# Filter?



## Leprichon (Dec 30, 2009)

Im in need of an inline canister fish filter…

Must be:
•	Top removeable (to remove debree, remove/replace filter media, and to clean etc.)
•	Large enough for 80 gal+ (I have a 55gal now but might want a larger tank later)
•	Top sealed to water pressure (it is near the bottom of a siphon and if the power goes out, I don’t want it to overflow.) 
•	Only really need for its depth (to filter out rocks and other larger mechanical filtration parts before water enters my pump)…


Any advise greatly appreciated...


----------



## Guest (Dec 30, 2009)

Eheim or Rena seem to be the best. I have only used Eheim and Fluval, and I say Eheim over Fluval. I have read a posts saying Rena over Fluval. And have read posts saying Eheim over Rena, if you can afford the Eheim.

I love my Eheim Professionel II. i thinks its a 2021 or something like that. I will never get another filter other than an Eheim again. Only draw back is that it was $270 retail when I got it. I think i picked it up on sale for $220 tho.


----------



## llamas (Jun 29, 2009)

I have the Fluval 305 for my 55 gallon tank and I love it.

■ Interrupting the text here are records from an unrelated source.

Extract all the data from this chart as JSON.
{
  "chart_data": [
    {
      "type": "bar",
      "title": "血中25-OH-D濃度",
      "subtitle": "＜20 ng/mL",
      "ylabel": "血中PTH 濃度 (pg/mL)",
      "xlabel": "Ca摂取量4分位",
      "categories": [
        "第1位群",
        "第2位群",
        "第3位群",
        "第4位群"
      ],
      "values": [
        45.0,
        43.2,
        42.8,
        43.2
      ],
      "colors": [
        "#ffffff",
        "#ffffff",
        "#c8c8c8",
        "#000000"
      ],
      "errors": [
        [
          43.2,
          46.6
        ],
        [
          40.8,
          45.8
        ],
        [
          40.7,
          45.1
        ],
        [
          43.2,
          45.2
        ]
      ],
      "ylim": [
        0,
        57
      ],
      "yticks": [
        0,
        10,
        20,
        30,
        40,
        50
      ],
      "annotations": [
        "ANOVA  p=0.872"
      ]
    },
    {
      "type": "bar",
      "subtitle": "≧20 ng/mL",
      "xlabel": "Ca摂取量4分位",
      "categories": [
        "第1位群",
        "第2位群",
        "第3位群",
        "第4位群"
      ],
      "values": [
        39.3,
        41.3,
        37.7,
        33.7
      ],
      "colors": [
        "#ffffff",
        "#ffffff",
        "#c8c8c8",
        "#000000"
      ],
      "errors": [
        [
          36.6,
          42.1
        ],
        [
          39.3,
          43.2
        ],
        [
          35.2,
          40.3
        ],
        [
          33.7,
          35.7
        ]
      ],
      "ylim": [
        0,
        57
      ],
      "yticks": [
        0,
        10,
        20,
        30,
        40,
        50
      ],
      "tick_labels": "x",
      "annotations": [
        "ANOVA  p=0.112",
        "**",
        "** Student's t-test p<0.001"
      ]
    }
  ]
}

It is very quiet and bigs up a lot of debris. However, I recently also added and Aquaclear HOB for more filtration and have seen better water quality.

I have never owned Rena or Eheim, but from what I have read in other posts I can conclude the following about each filter

Rena
They get a lot of praise from many users. They are the cheapest of the three and have really good flowrates. They also have larger media baskets than the Fluval Series. Rena is also praised for being extremely easy to clean and maintain.


Fluval
Fluval filters are priced in the middle of the three. The flowrates are not as high and the baskets are smaller. From what I have read, they tend to be better at mechanical filtering than the Rena filters. 

However, the biggest drawback is the maintenance. Fluvals are a big hassle. The tops are hard to take off. The intake and outtake tubes have ridges on them and are not flexible, unlike those of the Eheim and Rena. For that reason, there are barely any in-line products that will work with Fluval filters. (In-line heaters, in-line UV sterilizers, etc.) Also, because of the ridges, junk can get stuck in them until you prime the filter, causing the air blasting out of the outake tube to release that junk into the water upon starting the filter.


Eheim
These filters are by far SUPERIOR to all others. The Eheim has the best of both worlds. it holds a great amount of media, and does a great job at filtering the water. The tubing is smooth and flexible, allowing one to attach in-line equipment if they wish. They are also easy to maintain. The only problem with Eheims are the price-tags. They are very expensive, and greatly surpass the price of the Rnas and Fluvals.


In my opinion, if money os not an option, definately go with Eheim! They are incredible and you will NOT regret it. If the budget does not allow the purchase of the Eheim, I think the Rena would be a little better than the Fluval, especially if you are looking for a low-maintenance filter.


----------



## Guest (Dec 30, 2009)

I agree completely.

THe fluval was messy and hard to clean, and did not allow for customizable filtration really. Also the priming was very difficult. The Eheim has easy priming, and like he said large media baskets. Mine has 4 large baskets, so you can put whatever you want in there. I have a rough filter pad basket, ceramic rings, fine filter pad basket, and one for AC whenever I need it. you can put whatever you want in the thing. Although the Eheim did't have as high a flow rate, i think the filtration was better.

I will never buy another Eheim, because of the price tag, but I'm not sure if I will ever need to. It's a solidly designed, well engineered machine.


----------



## llamas (Jun 29, 2009)

Yeah, the only reason I have a Fluval is because it came with the aquarium when I bought it off of Craigslist. Speaking of which, why don't you look off of cragslist to see if anyone is selling an Eheim. You can get it much cheaper, and Eheims are so reliable that you should have no problem. Make you you inspect it though and test for leakage.


----------



## Guest (Dec 31, 2009)

Good advice llamas. Also ebay is a good place to check, although craigslist would probably be cheaper.


----------